As an analyst Mrs. Milner works by changing the internal environment but teachers work principally through the social situation they engineer in the classroom. It is this fact that makes one feel there existed an answer to her problem quite different from the one she tried. And the ironical fact is that in the end the author accepts this too, for in spite of all her insights she had to find a teacher: someone of course who knew what she knew but whose function, I suggest, was to give social sanction to what she did and to reassure her that her offerings were acceptable actually and not just potentially; someone, in short, acting to legitimize which marks might be characterized as her own “individual” marks – a job that with a highly sophisticated subject could be difficult and even arbitrary (just how arbitrary might be shown in a paper on “style and Freud’s mechanisms of defense,” whereas this book is really on content and those mechanisms). It seems to me that by taking a teacher the author demonstrates the importance, for many inhibited would-be artists, of the safe social situation where one is not afraid to commit a solecism – a safety similar to that which the mother provides for the small child or which analysts provide for their patients, but a safety that even in the one-to-one analytic situation is not always easy to establish or to maintain.
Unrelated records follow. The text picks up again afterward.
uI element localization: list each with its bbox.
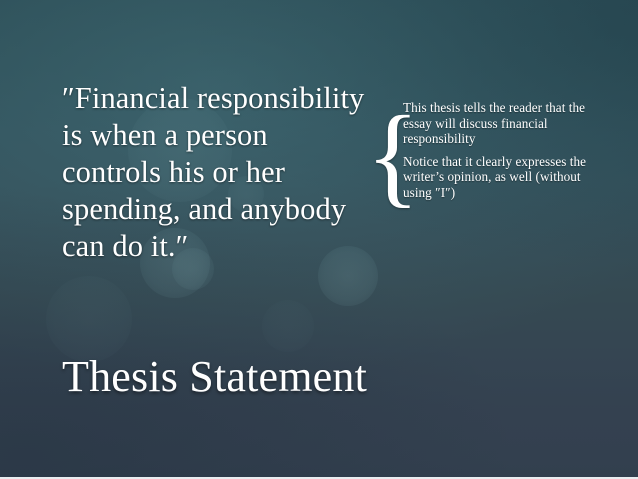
annotation-block: This thesis tells the reader that the es… xyxy=(403,100,593,201)
quote-text: ″Financial responsibility is when a pers… xyxy=(62,80,368,265)
curly-brace-icon: { xyxy=(366,100,400,212)
annotation-item: This thesis tells the reader that the es… xyxy=(403,100,593,147)
slide-canvas: ″Financial responsibility is when a pers… xyxy=(0,0,638,479)
bokeh-orb xyxy=(262,300,314,352)
annotation-item: Notice that it clearly expresses the wri… xyxy=(403,154,593,201)
bokeh-orb xyxy=(46,276,132,362)
page-title: Thesis Statement xyxy=(62,352,367,402)
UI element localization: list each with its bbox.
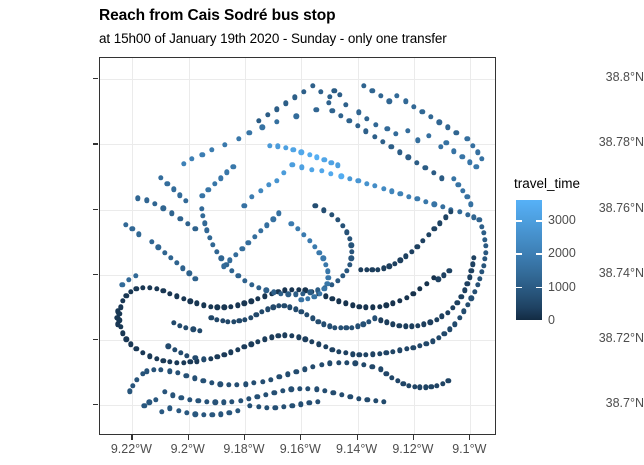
scatter-point xyxy=(428,114,433,119)
scatter-point xyxy=(372,183,377,188)
scatter-point xyxy=(428,320,433,325)
scatter-point xyxy=(230,164,235,169)
scatter-point xyxy=(389,144,394,149)
scatter-point xyxy=(455,300,460,305)
scatter-point xyxy=(398,258,403,263)
scatter-point xyxy=(149,239,154,244)
scatter-point xyxy=(322,388,327,393)
colorbar-tick-label-3: 0 xyxy=(548,313,555,327)
scatter-point xyxy=(336,349,341,354)
scatter-point xyxy=(482,256,487,261)
scatter-point xyxy=(364,397,369,402)
scatter-point xyxy=(343,350,348,355)
scatter-point xyxy=(270,305,275,310)
scatter-point xyxy=(323,293,328,298)
x-tick-label-0: 9.22°W xyxy=(111,442,152,456)
scatter-point xyxy=(167,359,172,364)
scatter-point xyxy=(181,161,186,166)
scatter-point xyxy=(218,175,223,180)
x-tick-label-1: 9.2°W xyxy=(171,442,205,456)
scatter-point xyxy=(364,181,369,186)
scatter-point xyxy=(378,93,383,98)
scatter-point xyxy=(442,331,447,336)
scatter-point xyxy=(293,369,298,374)
scatter-point xyxy=(140,371,145,376)
scatter-point xyxy=(434,383,439,388)
scatter-point xyxy=(123,336,128,341)
scatter-point xyxy=(397,348,402,353)
scatter-point xyxy=(174,293,179,298)
scatter-point xyxy=(169,211,174,216)
scatter-point xyxy=(161,358,166,363)
scatter-point xyxy=(411,104,416,109)
scatter-point xyxy=(461,308,466,313)
scatter-point xyxy=(248,299,253,304)
x-tick-1 xyxy=(188,435,189,440)
scatter-point xyxy=(370,305,375,310)
scatter-point xyxy=(210,412,215,417)
scatter-point xyxy=(140,285,145,290)
scatter-point xyxy=(215,305,220,310)
y-tick-label-4: 38.72°N xyxy=(556,331,644,345)
scatter-point xyxy=(123,222,128,227)
scatter-point xyxy=(363,352,368,357)
scatter-point xyxy=(465,136,470,141)
scatter-point xyxy=(309,339,314,344)
scatter-point xyxy=(404,295,409,300)
scatter-point xyxy=(453,130,458,135)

Mrs. Milner’s analysis is extraordinarily astute and should be read by painters and teachers alike, but she has no panacea. No one will be surprised at that.

  1. Condensation: the occurrence of several distinct meanings in one image, especially in dreams.
  2. Free association: allowing ideas, words or images to follow each other without conscious direction.
  3. Mechanisms of defense: ways in which we avoid recognizing impulses that would make us feel anxious.